The energy transfer to the pump fluid is done in two dynamic and displacement methods. Therefore, pumps are divided into positive displacement pumps and dynamic or non-positive displacement pumps. Positive displacement pumps are divided into two groups: rotary (such as gear, lobe, and vane) and reciprocating (piston and diaphragm).
A diaphragm pump is one of the pumps to increase the hydraulic power of a fluid. Diaphragm pumps use a composite membrane, which flexes up-down over a water flow.
The pump membrane has an up-and-down reciprocating motion. When the membrane moves up, the liquid flow is sucked from the intake valve, and when the membrane moves down, the liquid flow is pushed towards the outlet valve.

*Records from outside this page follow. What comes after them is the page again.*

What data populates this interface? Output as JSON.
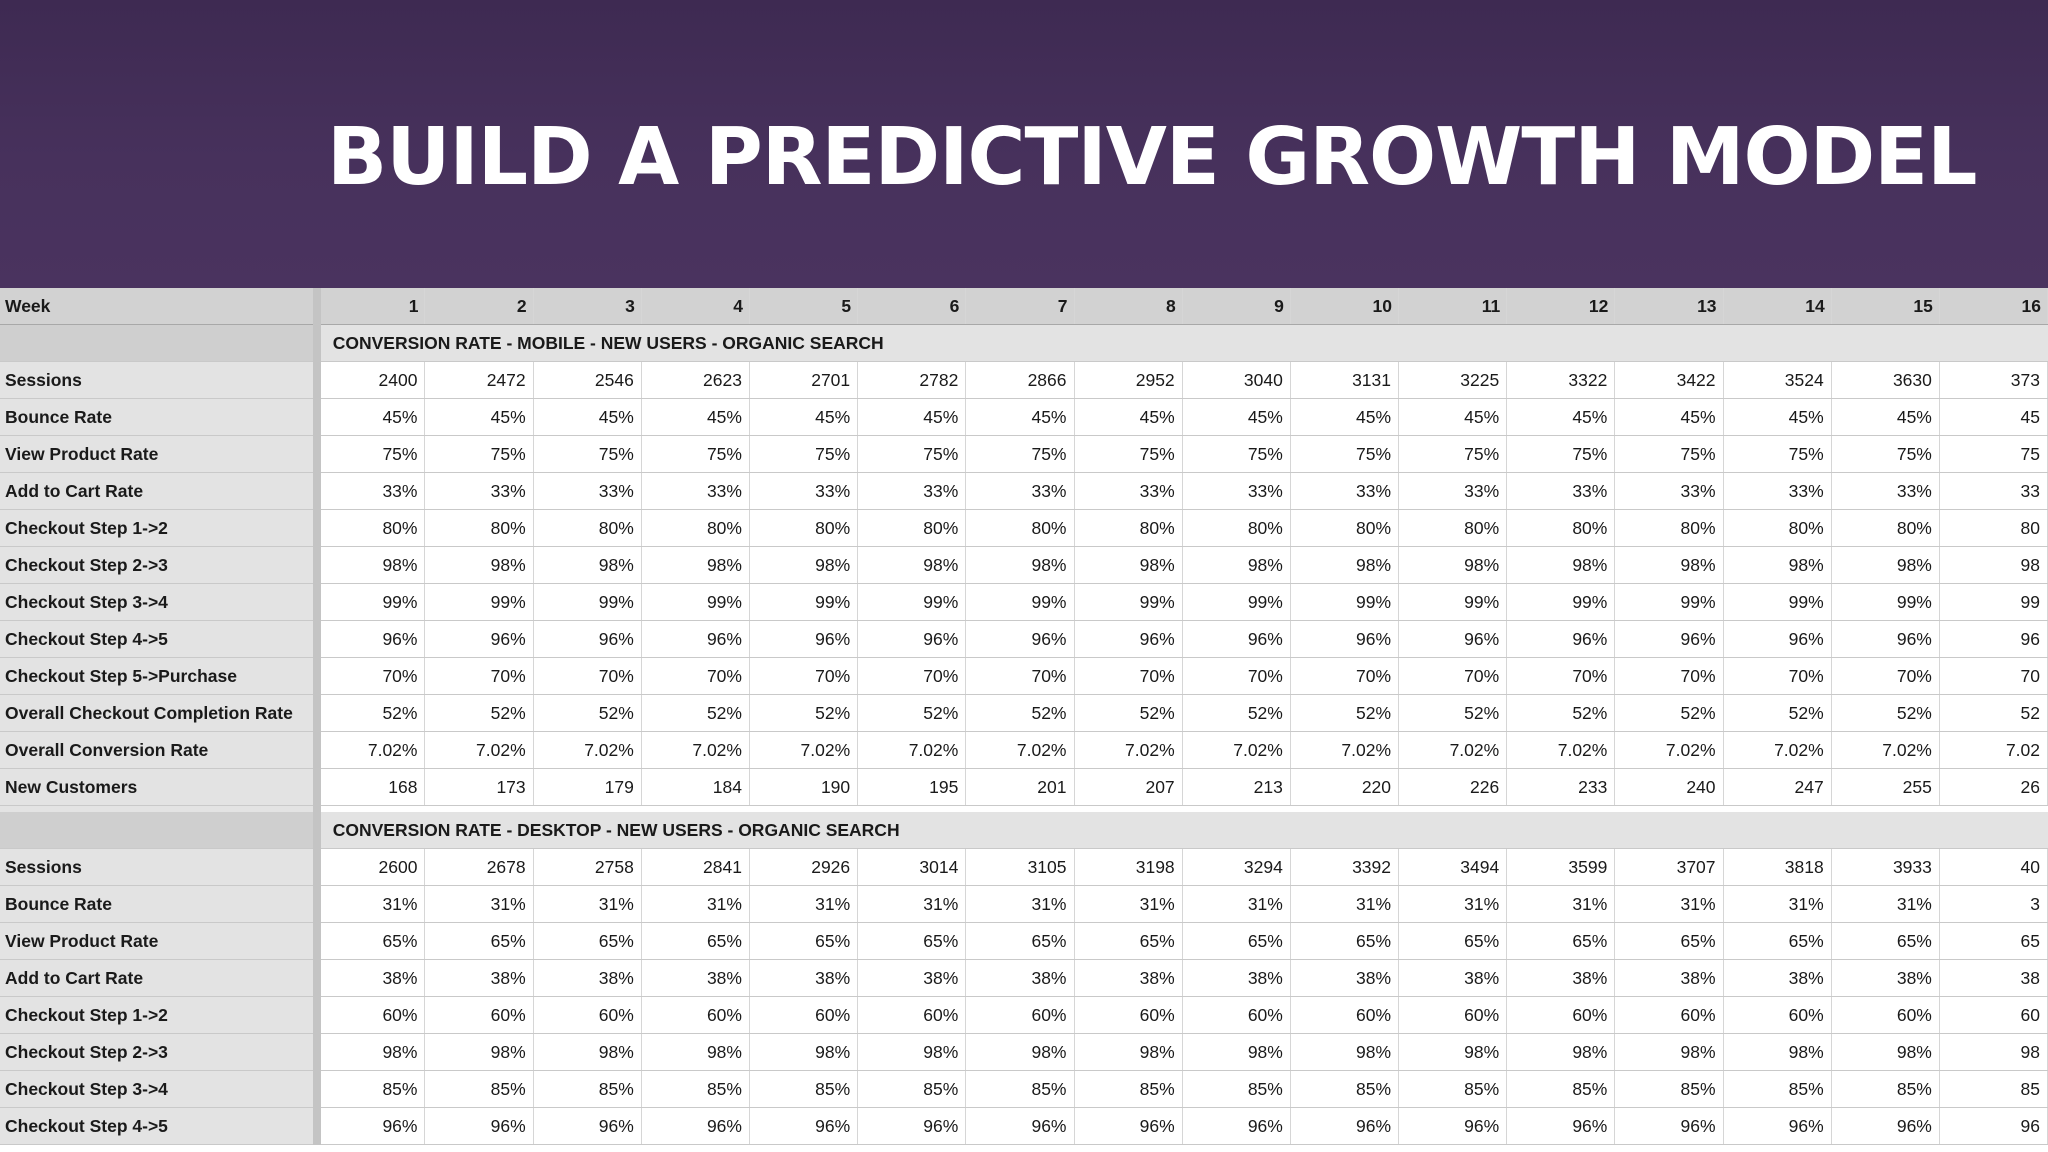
{
  "title": "BUILD A PREDICTIVE GROWTH MODEL",
  "table": {
    "header_label": "Week",
    "weeks": [
      "1",
      "2",
      "3",
      "4",
      "5",
      "6",
      "7",
      "8",
      "9",
      "10",
      "11",
      "12",
      "13",
      "14",
      "15",
      "16"
    ],
    "sections": [
      {
        "title": "CONVERSION RATE  - MOBILE - NEW USERS - ORGANIC SEARCH",
        "rows": [
          {
            "label": "Sessions",
            "values": [
              "2400",
              "2472",
              "2546",
              "2623",
              "2701",
              "2782",
              "2866",
              "2952",
              "3040",
              "3131",
              "3225",
              "3322",
              "3422",
              "3524",
              "3630",
              "373"
            ]
          },
          {
            "label": "Bounce Rate",
            "values": [
              "45%",
              "45%",
              "45%",
              "45%",
              "45%",
              "45%",
              "45%",
              "45%",
              "45%",
              "45%",
              "45%",
              "45%",
              "45%",
              "45%",
              "45%",
              "45"
            ]
          },
          {
            "label": "View Product Rate",
            "values": [
              "75%",
              "75%",
              "75%",
              "75%",
              "75%",
              "75%",
              "75%",
              "75%",
              "75%",
              "75%",
              "75%",
              "75%",
              "75%",
              "75%",
              "75%",
              "75"
            ]
          },
          {
            "label": "Add to Cart Rate",
            "values": [
              "33%",
              "33%",
              "33%",
              "33%",
              "33%",
              "33%",
              "33%",
              "33%",
              "33%",
              "33%",
              "33%",
              "33%",
              "33%",
              "33%",
              "33%",
              "33"
            ]
          },
          {
            "label": "Checkout Step 1->2",
            "values": [
              "80%",
              "80%",
              "80%",
              "80%",
              "80%",
              "80%",
              "80%",
              "80%",
              "80%",
              "80%",
              "80%",
              "80%",
              "80%",
              "80%",
              "80%",
              "80"
            ]
          },
          {
            "label": "Checkout Step 2->3",
            "values": [
              "98%",
              "98%",
              "98%",
              "98%",
              "98%",
              "98%",
              "98%",
              "98%",
              "98%",
              "98%",
              "98%",
              "98%",
              "98%",
              "98%",
              "98%",
              "98"
            ]
          },
          {
            "label": "Checkout Step 3->4",
            "values": [
              "99%",
              "99%",
              "99%",
              "99%",
              "99%",
              "99%",
              "99%",
              "99%",
              "99%",
              "99%",
              "99%",
              "99%",
              "99%",
              "99%",
              "99%",
              "99"
            ]
          },
          {
            "label": "Checkout Step 4->5",
            "values": [
              "96%",
              "96%",
              "96%",
              "96%",
              "96%",
              "96%",
              "96%",
              "96%",
              "96%",
              "96%",
              "96%",
              "96%",
              "96%",
              "96%",
              "96%",
              "96"
            ]
          },
          {
            "label": "Checkout Step 5->Purchase",
            "values": [
              "70%",
              "70%",
              "70%",
              "70%",
              "70%",
              "70%",
              "70%",
              "70%",
              "70%",
              "70%",
              "70%",
              "70%",
              "70%",
              "70%",
              "70%",
              "70"
            ]
          },
          {
            "label": "Overall Checkout Completion Rate",
            "values": [
              "52%",
              "52%",
              "52%",
              "52%",
              "52%",
              "52%",
              "52%",
              "52%",
              "52%",
              "52%",
              "52%",
              "52%",
              "52%",
              "52%",
              "52%",
              "52"
            ]
          },
          {
            "label": "Overall Conversion Rate",
            "values": [
              "7.02%",
              "7.02%",
              "7.02%",
              "7.02%",
              "7.02%",
              "7.02%",
              "7.02%",
              "7.02%",
              "7.02%",
              "7.02%",
              "7.02%",
              "7.02%",
              "7.02%",
              "7.02%",
              "7.02%",
              "7.02"
            ]
          },
          {
            "label": "New Customers",
            "values": [
              "168",
              "173",
              "179",
              "184",
              "190",
              "195",
              "201",
              "207",
              "213",
              "220",
              "226",
              "233",
              "240",
              "247",
              "255",
              "26"
            ]
          }
        ]
      },
      {
        "title": "CONVERSION RATE  - DESKTOP - NEW USERS - ORGANIC SEARCH",
        "rows": [
          {
            "label": "Sessions",
            "values": [
              "2600",
              "2678",
              "2758",
              "2841",
              "2926",
              "3014",
              "3105",
              "3198",
              "3294",
              "3392",
              "3494",
              "3599",
              "3707",
              "3818",
              "3933",
              "40"
            ]
          },
          {
            "label": "Bounce Rate",
            "values": [
              "31%",
              "31%",
              "31%",
              "31%",
              "31%",
              "31%",
              "31%",
              "31%",
              "31%",
              "31%",
              "31%",
              "31%",
              "31%",
              "31%",
              "31%",
              "3"
            ]
          },
          {
            "label": "View Product Rate",
            "values": [
              "65%",
              "65%",
              "65%",
              "65%",
              "65%",
              "65%",
              "65%",
              "65%",
              "65%",
              "65%",
              "65%",
              "65%",
              "65%",
              "65%",
              "65%",
              "65"
            ]
          },
          {
            "label": "Add to Cart Rate",
            "values": [
              "38%",
              "38%",
              "38%",
              "38%",
              "38%",
              "38%",
              "38%",
              "38%",
              "38%",
              "38%",
              "38%",
              "38%",
              "38%",
              "38%",
              "38%",
              "38"
            ]
          },
          {
            "label": "Checkout Step 1->2",
            "values": [
              "60%",
              "60%",
              "60%",
              "60%",
              "60%",
              "60%",
              "60%",
              "60%",
              "60%",
              "60%",
              "60%",
              "60%",
              "60%",
              "60%",
              "60%",
              "60"
            ]
          },
          {
            "label": "Checkout Step 2->3",
            "values": [
              "98%",
              "98%",
              "98%",
              "98%",
              "98%",
              "98%",
              "98%",
              "98%",
              "98%",
              "98%",
              "98%",
              "98%",
              "98%",
              "98%",
              "98%",
              "98"
            ]
          },
          {
            "label": "Checkout Step 3->4",
            "values": [
              "85%",
              "85%",
              "85%",
              "85%",
              "85%",
              "85%",
              "85%",
              "85%",
              "85%",
              "85%",
              "85%",
              "85%",
              "85%",
              "85%",
              "85%",
              "85"
            ]
          },
          {
            "label": "Checkout Step 4->5",
            "values": [
              "96%",
              "96%",
              "96%",
              "96%",
              "96%",
              "96%",
              "96%",
              "96%",
              "96%",
              "96%",
              "96%",
              "96%",
              "96%",
              "96%",
              "96%",
              "96"
            ]
          }
        ]
      }
    ]
  }
}
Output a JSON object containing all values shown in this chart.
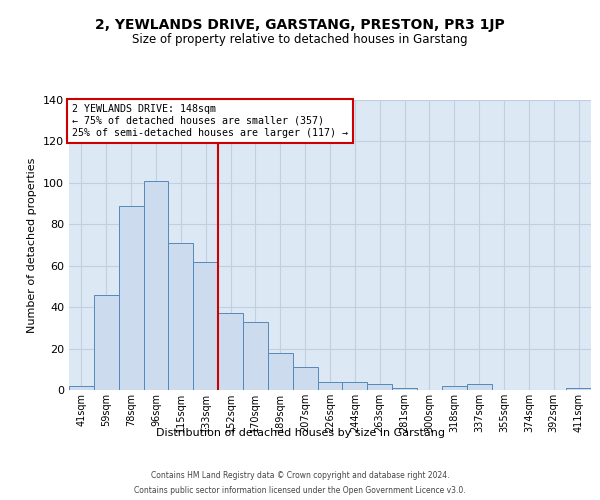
{
  "title": "2, YEWLANDS DRIVE, GARSTANG, PRESTON, PR3 1JP",
  "subtitle": "Size of property relative to detached houses in Garstang",
  "xlabel": "Distribution of detached houses by size in Garstang",
  "ylabel": "Number of detached properties",
  "bar_labels": [
    "41sqm",
    "59sqm",
    "78sqm",
    "96sqm",
    "115sqm",
    "133sqm",
    "152sqm",
    "170sqm",
    "189sqm",
    "207sqm",
    "226sqm",
    "244sqm",
    "263sqm",
    "281sqm",
    "300sqm",
    "318sqm",
    "337sqm",
    "355sqm",
    "374sqm",
    "392sqm",
    "411sqm"
  ],
  "bar_values": [
    2,
    46,
    89,
    101,
    71,
    62,
    37,
    33,
    18,
    11,
    4,
    4,
    3,
    1,
    0,
    2,
    3,
    0,
    0,
    0,
    1
  ],
  "bar_color": "#ccdcee",
  "bar_edge_color": "#5588bb",
  "vline_color": "#cc0000",
  "vline_index": 6,
  "annotation_line1": "2 YEWLANDS DRIVE: 148sqm",
  "annotation_line2": "← 75% of detached houses are smaller (357)",
  "annotation_line3": "25% of semi-detached houses are larger (117) →",
  "annotation_box_edgecolor": "#cc0000",
  "ylim": [
    0,
    140
  ],
  "yticks": [
    0,
    20,
    40,
    60,
    80,
    100,
    120,
    140
  ],
  "grid_color": "#c0d0e0",
  "background_color": "#dce8f4",
  "footer_line1": "Contains HM Land Registry data © Crown copyright and database right 2024.",
  "footer_line2": "Contains public sector information licensed under the Open Government Licence v3.0."
}
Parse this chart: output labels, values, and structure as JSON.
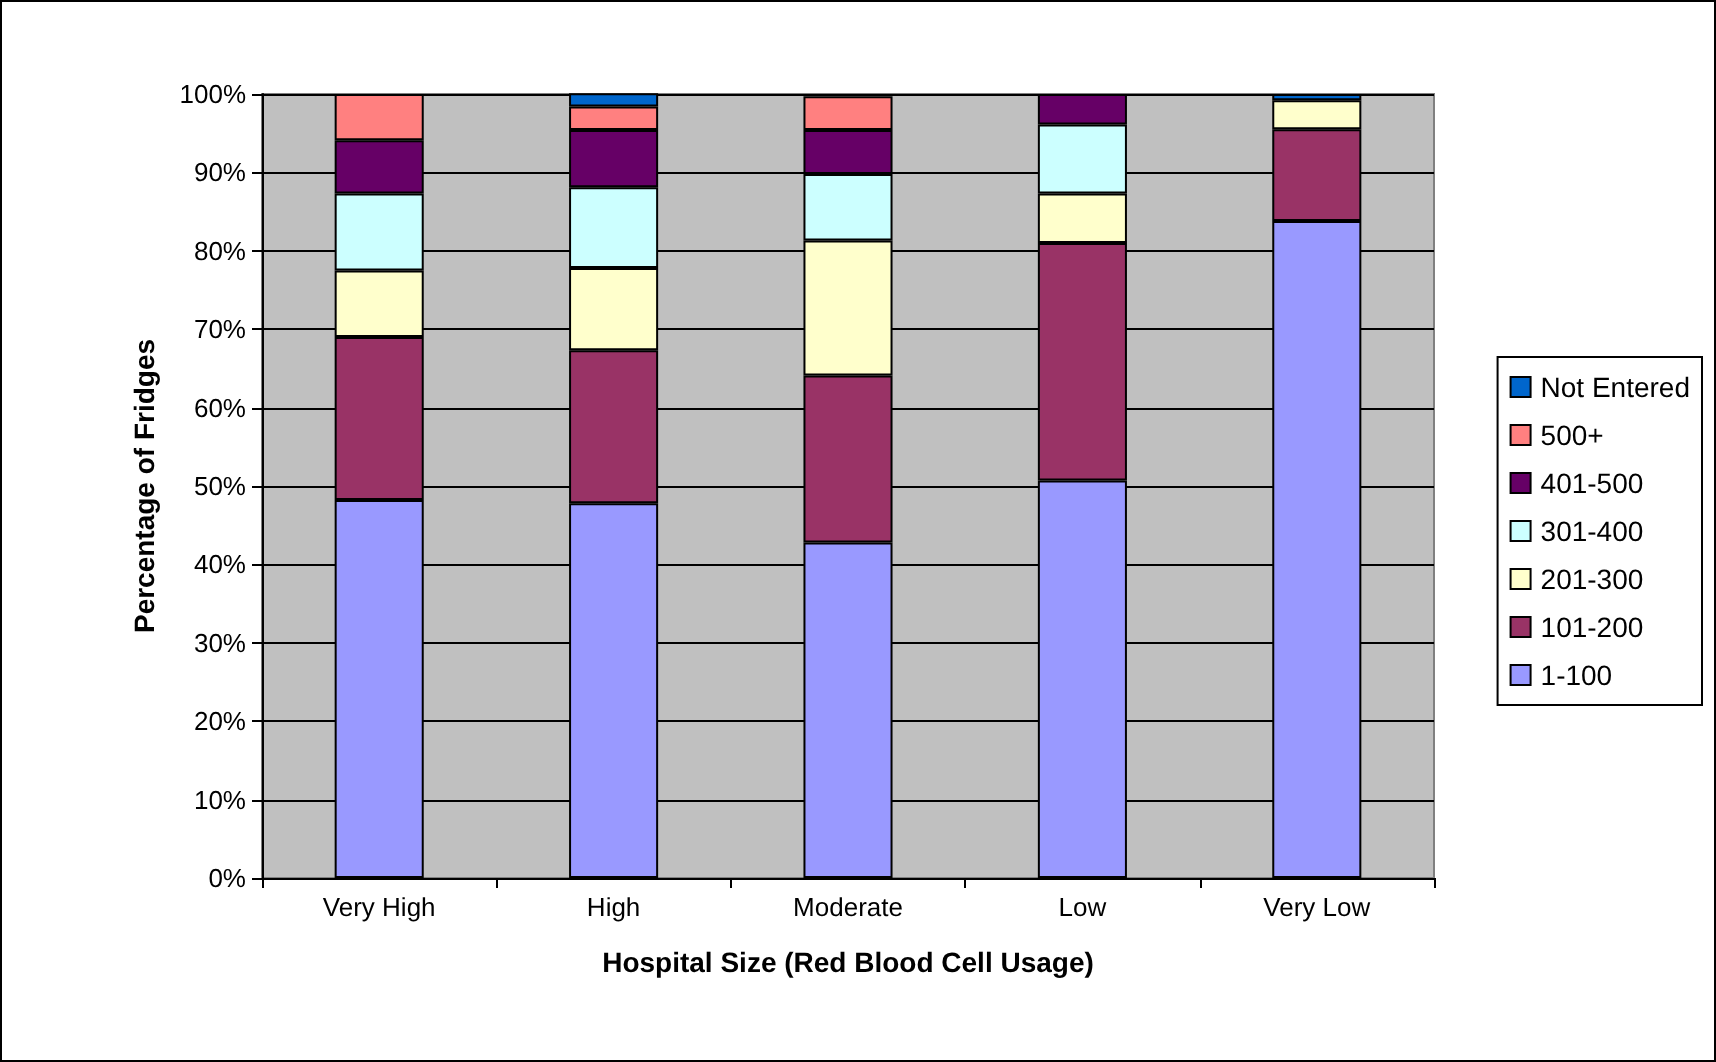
{
  "chart_data": {
    "type": "bar",
    "stacked": true,
    "xlabel": "Hospital Size (Red Blood Cell Usage)",
    "ylabel": "Percentage of Fridges",
    "categories": [
      "Very High",
      "High",
      "Moderate",
      "Low",
      "Very Low"
    ],
    "series": [
      {
        "name": "1-100",
        "color": "#9999ff",
        "values": [
          48.2,
          47.8,
          42.8,
          50.7,
          83.8
        ]
      },
      {
        "name": "101-200",
        "color": "#993366",
        "values": [
          20.8,
          19.5,
          21.3,
          30.3,
          11.7
        ]
      },
      {
        "name": "201-300",
        "color": "#ffffcc",
        "values": [
          8.5,
          10.5,
          17.2,
          6.3,
          3.7
        ]
      },
      {
        "name": "301-400",
        "color": "#ccffff",
        "values": [
          9.8,
          10.3,
          8.5,
          8.8,
          0
        ]
      },
      {
        "name": "401-500",
        "color": "#660066",
        "values": [
          6.8,
          7.3,
          5.6,
          3.9,
          0
        ]
      },
      {
        "name": "500+",
        "color": "#ff8080",
        "values": [
          5.9,
          3.0,
          4.3,
          0,
          0
        ]
      },
      {
        "name": "Not Entered",
        "color": "#0066cc",
        "values": [
          0,
          1.7,
          null,
          0,
          0.8
        ]
      }
    ],
    "ylim": [
      0,
      100
    ],
    "yticks": [
      {
        "value": 0,
        "label": "0%"
      },
      {
        "value": 10,
        "label": "10%"
      },
      {
        "value": 20,
        "label": "20%"
      },
      {
        "value": 30,
        "label": "30%"
      },
      {
        "value": 40,
        "label": "40%"
      },
      {
        "value": 50,
        "label": "50%"
      },
      {
        "value": 60,
        "label": "60%"
      },
      {
        "value": 70,
        "label": "70%"
      },
      {
        "value": 80,
        "label": "80%"
      },
      {
        "value": 90,
        "label": "90%"
      },
      {
        "value": 100,
        "label": "100%"
      }
    ],
    "grid": "y",
    "legend": "right"
  }
}
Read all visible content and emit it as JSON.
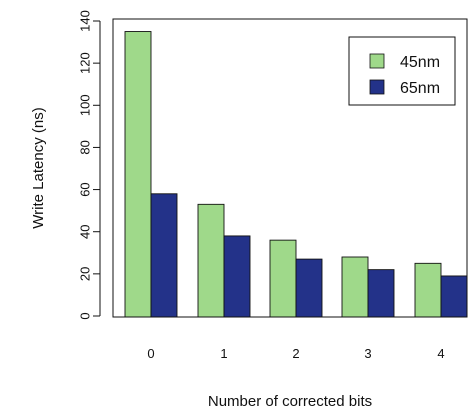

In this project, we simulated the water flow inside a diaphragm pump. We aim to model the reciprocating motion of the membrane inside the pump. The gears’ reciprocating motion momentarily changes the fluid’s behavior in the pump. So, the mesh of the computing domain deforms over time.
We modeled the geometry of the project using Design Modeler software. The geometry is related to a diaphragm pump. The computational domain includes the internal space of the pump with a moving membrane. Then we meshed the model with ANSYS Meshing software. The model mesh is unstructured, and the number of cells equals 222,986.
Diaphragm Pump Methodology
In this project, the Dynamic Mesh Model was used. We generally use a dynamic mesh whenever we have a moving boundary or a deforming zone.
Here, a wall creates a wave motion. So this causes the mesh to deform over time. Therefore, we define a user-defined function (UDF) to define the wavy motion of the wall. To apply the wave motion to the wall, we must use the Grid Motion UDF.
According to the reciprocating motion of the membrane as a rigid body, the mesh zone near the moving membrane is deformed. So, for this zone, we use the Deforming option.
Due to the nature of this modeling, fluid behavior is time-dependent. Hence, we use the unsteady (Transient) solver.
Diaphragm Pump Conclusion
After the solution, we obtained pressure and velocity contours. Because the membrane moves over time, we obtained the animation of the velocity and pressure contours.
The results show that the pressure and velocity constantly change under the influence of the reciprocating motion of the non-stationary membrane. The reciprocating motion causes suction from the intake valve and compression to the outlet valve.